Primary field research on the project is complete, and now (Spring 2008) we have focused our attention on analyzing the 646 household MS Access data base that includes data on household demographics, livelihoods, agricultural practices, environmental change at the household and community level, tenure systems, local political relationships and migration history. There are approximately 400 qualitative and quantitative variables for each case. In conjunction with analyzing this survey data, we are also analyzing interview and other qualitative ethnographic data in order to create a synthesized and comprehensive ethnographic view of this region of Zambia.

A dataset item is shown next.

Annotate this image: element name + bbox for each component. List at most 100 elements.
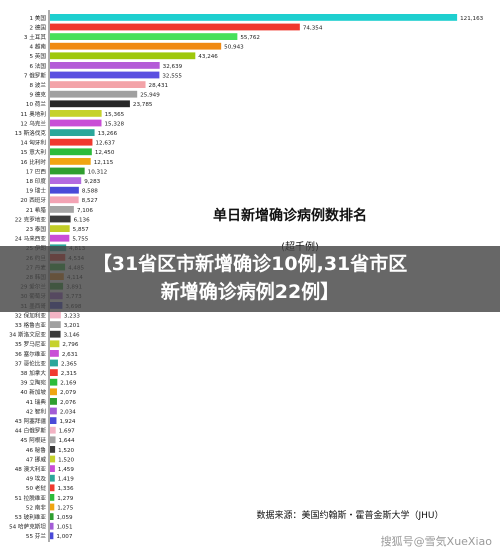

In 2005 my colleague at UK, Deb Crooks and I received another grant from NSF to examine food and nutrition security in the context of migration. During summers 2005 and 2006 we conducted field research collecting migration and livelihood histories with Gwembe Tonga migrants from the environmentally degraded Gwembe Valley, who have moved to the frontier zone bordering Kafue National Park. In addition to collecting data on migration, food security and livelihood repertoires we are collecting anthropometric measures as indices of household and individual well being. We have a number of articles based on the preliminary analyses of these data (see Publications). In 2008 we will carry out another summer of field work on this grant.
ADDITIONAL RESEARCH
ACTIVITIES
In addition to these new field research activities, I am one of three new members of the longitudinal Gwembe Tonga Research Project (GTRP), started by Elizabeth Colson and Thayer Scudder in 1956. This "next generation" of the GTRP increasingly manages, and determines the direction of this multidisciplinary project, which examines cultural continuity and change in all of its forms and facets. We are currently developing proposals to computerize and manage the more than fifty years of ethnographic and qualitative Gwembe Tonga data, which will be submitted to a number of foundations including Wenner Gren and NEH. Once computerized, this ethnographic resource will be linked to the demographic database which was systematized under an NSF grant from 1995-1998.
Prior to Zambia and my work with the GTRP, I worked on a medical anthropology project in Haiti focusing on maternal - child health care and community participation. Along with my interests in Zambia and African studies, I remain concerned and passionate about Haiti and the Caribbean.